Dall’incontro internazionale di Bruxelles è emersa la volontà del network Global Women di occuparsi anche della crescente militarizzazione delle scuole in moltissimi paesi del mondo: è nato un piccolo gruppo che ha cominciato a raccogliere informazioni e contatti e che collaborerà con l’Osservatorio. Ad oggi abbiamo notizie – che raccogliamo in un’apposita sezione del sito – di realtà che lavorano specificamente sul tema in Germania, Regno Unito, Austria e Australia.
Cosa dovrebbe fare la scuola per essere, in quanto agenzia educativa, anche laboratorio di pace?
La scuola dovrebbe essere ripensata e ricostituita; negli ultimi decenni è stato fatto un attacco a 360 gradi al sistema scolastico, che ha visto da un lato un progressivo definanziamento e dall’altro un aumento della burocratizzazione. Il fallimento dell’autonomia scolastica è evidente se si guardano ai piani triennali dell’offerta formativa, che sono ormai omologati se non fotocopiati in molti istituti. Oggi un ulteriore attacco viene dal tentativo di digitalizzare la scuola, che prevede di proiettare sempre più le nuove generazioni in mondi virtuali, finanziando l’acquisto di tecnologie avanzate mentre l’attività tradizionale è relegata in ambienti spesso fatiscenti e non adeguati.

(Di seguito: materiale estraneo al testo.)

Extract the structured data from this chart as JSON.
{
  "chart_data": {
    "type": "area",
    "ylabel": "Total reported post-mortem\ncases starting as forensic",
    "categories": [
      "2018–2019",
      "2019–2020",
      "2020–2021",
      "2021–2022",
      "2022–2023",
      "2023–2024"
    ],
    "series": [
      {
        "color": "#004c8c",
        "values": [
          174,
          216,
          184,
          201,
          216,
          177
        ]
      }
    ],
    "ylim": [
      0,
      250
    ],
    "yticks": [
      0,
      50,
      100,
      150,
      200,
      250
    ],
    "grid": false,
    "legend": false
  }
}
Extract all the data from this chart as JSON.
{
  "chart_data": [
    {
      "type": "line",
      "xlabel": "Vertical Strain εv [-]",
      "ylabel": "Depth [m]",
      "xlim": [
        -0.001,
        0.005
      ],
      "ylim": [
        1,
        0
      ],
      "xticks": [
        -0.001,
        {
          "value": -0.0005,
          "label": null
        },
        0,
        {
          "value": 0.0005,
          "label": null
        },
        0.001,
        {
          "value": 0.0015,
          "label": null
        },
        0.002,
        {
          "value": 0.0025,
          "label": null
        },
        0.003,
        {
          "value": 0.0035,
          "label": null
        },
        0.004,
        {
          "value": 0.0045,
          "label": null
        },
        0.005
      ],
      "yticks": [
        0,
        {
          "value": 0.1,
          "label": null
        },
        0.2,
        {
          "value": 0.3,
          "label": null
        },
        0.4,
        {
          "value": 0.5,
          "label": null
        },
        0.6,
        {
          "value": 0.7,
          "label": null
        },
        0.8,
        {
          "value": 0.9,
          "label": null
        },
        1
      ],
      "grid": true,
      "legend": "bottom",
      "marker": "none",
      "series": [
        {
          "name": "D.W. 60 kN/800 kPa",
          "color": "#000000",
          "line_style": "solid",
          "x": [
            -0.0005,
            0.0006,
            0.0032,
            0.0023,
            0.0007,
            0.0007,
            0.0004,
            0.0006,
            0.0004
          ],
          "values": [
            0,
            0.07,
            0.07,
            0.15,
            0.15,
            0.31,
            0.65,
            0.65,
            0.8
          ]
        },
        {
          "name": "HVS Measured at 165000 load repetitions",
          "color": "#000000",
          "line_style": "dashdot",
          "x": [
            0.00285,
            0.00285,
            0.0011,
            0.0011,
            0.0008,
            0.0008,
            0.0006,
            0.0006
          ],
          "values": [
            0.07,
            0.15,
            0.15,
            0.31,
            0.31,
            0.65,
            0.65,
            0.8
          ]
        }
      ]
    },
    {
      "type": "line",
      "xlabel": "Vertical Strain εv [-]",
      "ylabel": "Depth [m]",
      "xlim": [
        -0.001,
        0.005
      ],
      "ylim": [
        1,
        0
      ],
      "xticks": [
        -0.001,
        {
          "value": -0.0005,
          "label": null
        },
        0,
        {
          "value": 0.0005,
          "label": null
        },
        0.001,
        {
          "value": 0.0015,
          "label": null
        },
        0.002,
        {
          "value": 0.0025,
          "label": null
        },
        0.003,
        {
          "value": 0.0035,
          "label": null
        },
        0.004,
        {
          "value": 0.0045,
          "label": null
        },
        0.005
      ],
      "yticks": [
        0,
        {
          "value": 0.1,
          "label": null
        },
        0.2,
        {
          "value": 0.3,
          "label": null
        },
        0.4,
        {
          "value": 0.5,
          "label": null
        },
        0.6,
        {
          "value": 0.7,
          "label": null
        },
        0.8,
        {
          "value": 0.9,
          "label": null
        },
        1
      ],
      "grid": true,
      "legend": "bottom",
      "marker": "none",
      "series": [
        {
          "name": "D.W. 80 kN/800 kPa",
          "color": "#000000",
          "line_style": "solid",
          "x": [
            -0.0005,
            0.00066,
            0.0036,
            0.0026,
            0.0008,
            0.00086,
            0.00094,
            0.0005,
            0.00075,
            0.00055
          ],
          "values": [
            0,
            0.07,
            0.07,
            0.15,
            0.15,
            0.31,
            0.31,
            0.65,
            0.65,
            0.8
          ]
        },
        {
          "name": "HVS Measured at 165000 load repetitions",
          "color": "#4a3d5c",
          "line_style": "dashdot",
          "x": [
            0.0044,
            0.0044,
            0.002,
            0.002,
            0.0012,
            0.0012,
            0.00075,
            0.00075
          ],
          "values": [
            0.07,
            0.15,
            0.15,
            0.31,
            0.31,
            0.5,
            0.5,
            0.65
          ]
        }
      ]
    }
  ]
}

Un tentativo di controtendenza è stato fatto con l’organizzazione dei corsi di formazione promossi dal Cesp, intitolati proprio “La scuola: laboratorio di pace. Gestire i conflitti. Prevenire la Guerra”, in cui si è cercato sia di affrontare in maniera critica la situazione internazionale, fuori dalle logiche di schieramento binario pro o contro una determinata fazione del conflitti, sia di coinvolgere associazioni ed esponenti della società civile che da decenni lavorano sull’educazione alla pace.
Non è solo una questione di contenuti, ma anche di metodo che dovrebbe essere affrontato per affermare i principi del dialogo, della tolleranza e dell’inclusione. Anche le associazioni pacifiste oggi partecipano all’osservatorio e con loro stiamo elaborando una serie di unità didattiche che possano diventare un ulteriore strumento nelle mani dei docenti per arginare il dilagare della cultura bellicista.